The G-20 summit in Rome gave President Recep Tayyip Erdoğan a platform to showcase his skills in leader-to-leader diplomacy. Having covered his trip personally, my sense is that his most important meetings were with U.S. President Joe Biden and French President Emmanuel Macron. While the first meeting hinted at reconciliation, the second was about continued competition. The fact that Erdoğan’s meeting with Biden went on for 70 minutes suggests that they discussed a broad range of issues in a “sincere and constructive” atmosphere.Their decision to establish a “joint mechanism” to manage the bilateral relationship, starting with security, defense, trade, counterterrorism and regional issues with an emphasis on NATO and strategic partnership, signaled that Turkey and the United States are both interested in repairing ties.
It is possible to argue that, going forward, managing existing problems and promoting closer cooperation will be among the priorities of both sides. Of course, that does not mean that rapid recovery is just around the corner. The many problems that accumulated since 2013 – including the Gülenist Terror Group (FETÖ) and YPG issues, the Halkbank case and the S-400 deal – won’t just vanish into thin air. One thing, however, is clear: Neither country wants a more turbulent relationship. They do not want problem areas to block negotiations. Rather, they wish to find new areas of cooperation if possible.
Afghanistan, Libya, Syria, the Eastern Mediterranean and increasing annual bilateral trade to $100 billion being included in the agenda attested to that fact. In a way, Erdoğan’s meeting with Biden represented a continuation of their conversation in Brussels. It is certainly a welcome development that tensions over the F-35 program have given way to the F-16 deal. Turkey and the United States could easily take fresh steps to work together in the area of defense if Biden persuades Congress as promised. That development, in turn, would have an impact on other areas, such as stopping the S-400 deal from setting the tone for the bilateral relationship.
Obviously, Biden will have to be determined to sell Congress on that plan. Erdoğan’s words to Biden – “I believe that you can do it and I see that you have the upper hand in this area right now” – signaled that the ball was in Washington’s court. It was also important for Erdoğan and Biden to talk about the YPG, the PKK terrorist organization's Syrian branch. The Turkish president made a reference to the Turkish-American alliance that inferred the current situation was unsustainable, hinting at the possibility of a cross-border security operation.
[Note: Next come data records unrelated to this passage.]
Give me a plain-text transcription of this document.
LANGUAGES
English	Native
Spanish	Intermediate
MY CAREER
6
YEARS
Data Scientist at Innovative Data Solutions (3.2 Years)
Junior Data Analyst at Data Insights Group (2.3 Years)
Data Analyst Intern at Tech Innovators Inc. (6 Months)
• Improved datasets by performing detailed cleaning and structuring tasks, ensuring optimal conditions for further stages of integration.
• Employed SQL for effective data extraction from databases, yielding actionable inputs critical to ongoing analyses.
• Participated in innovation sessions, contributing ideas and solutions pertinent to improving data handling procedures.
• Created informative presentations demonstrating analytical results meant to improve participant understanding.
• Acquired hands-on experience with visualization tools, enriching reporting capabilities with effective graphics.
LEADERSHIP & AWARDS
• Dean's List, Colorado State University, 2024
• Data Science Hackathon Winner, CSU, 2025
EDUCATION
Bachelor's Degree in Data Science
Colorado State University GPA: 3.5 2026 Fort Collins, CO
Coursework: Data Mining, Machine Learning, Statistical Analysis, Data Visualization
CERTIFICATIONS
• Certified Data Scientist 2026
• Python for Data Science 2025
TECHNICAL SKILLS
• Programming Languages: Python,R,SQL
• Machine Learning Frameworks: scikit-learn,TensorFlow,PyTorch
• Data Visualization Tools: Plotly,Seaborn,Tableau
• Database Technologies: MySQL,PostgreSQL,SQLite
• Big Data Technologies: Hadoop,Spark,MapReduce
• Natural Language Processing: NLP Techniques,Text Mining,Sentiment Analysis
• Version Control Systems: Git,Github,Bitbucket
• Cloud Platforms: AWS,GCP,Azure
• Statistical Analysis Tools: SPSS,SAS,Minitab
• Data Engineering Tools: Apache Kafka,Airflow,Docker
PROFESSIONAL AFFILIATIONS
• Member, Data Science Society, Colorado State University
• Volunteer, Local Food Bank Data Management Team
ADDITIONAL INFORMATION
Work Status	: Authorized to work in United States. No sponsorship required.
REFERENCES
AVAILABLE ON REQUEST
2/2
Indeed, PKK/YPG circles have been unhappy with Washington’s attitude for some time. Moreover, America’s retreat from Afghanistan raised serious questions about its future plans in Syria and Iraq. It is possible to argue that the current level of ambiguity could encourage the YPG to explore alternative avenues. Against that background, the possibility that Turkey could conduct a military operation in northern Syria terrifies YPG militants. After his meeting with Biden, the Turkish president said that “we agreed to work together on this issue, which represents one of Turkey’s priorities” and added that Biden “did not adopt a negative position” in that regard. Notably, Erdoğan stated that he did not expect the situation to “continue as is.” It would be hardly surprising for the Turkish president to make up his mind about the scope and timing of Turkey’s potential incursion into northern Syria, in light of his earlier meeting with Russia’s Vladimir Putin in Sochi and his most recent conversation with Biden in Rome.
On a separate note, Erdoğan and Macron talked about a broad range of issues and took note of their differences of opinion on issues like the Paris conference on Libya, the situation in the South Caucasus, Afghanistan and the sale of Rafale fighter jets to Greece. While Turkey is working closely with Germany regarding the situation in Libya, Macron is clearly attempting to steal the limelight by hosting that conference. Erdoğan’s position, however, is crystal clear: Turkey won’t attend if Greece, Israel and the Greek Cypriots have a seat at the table. Failing to get what he wants out of Erdoğan regarding Libya and the South Caucasus could encourage Macron to double down on his critique of Turkey and strike a populist tone on the campaign trail.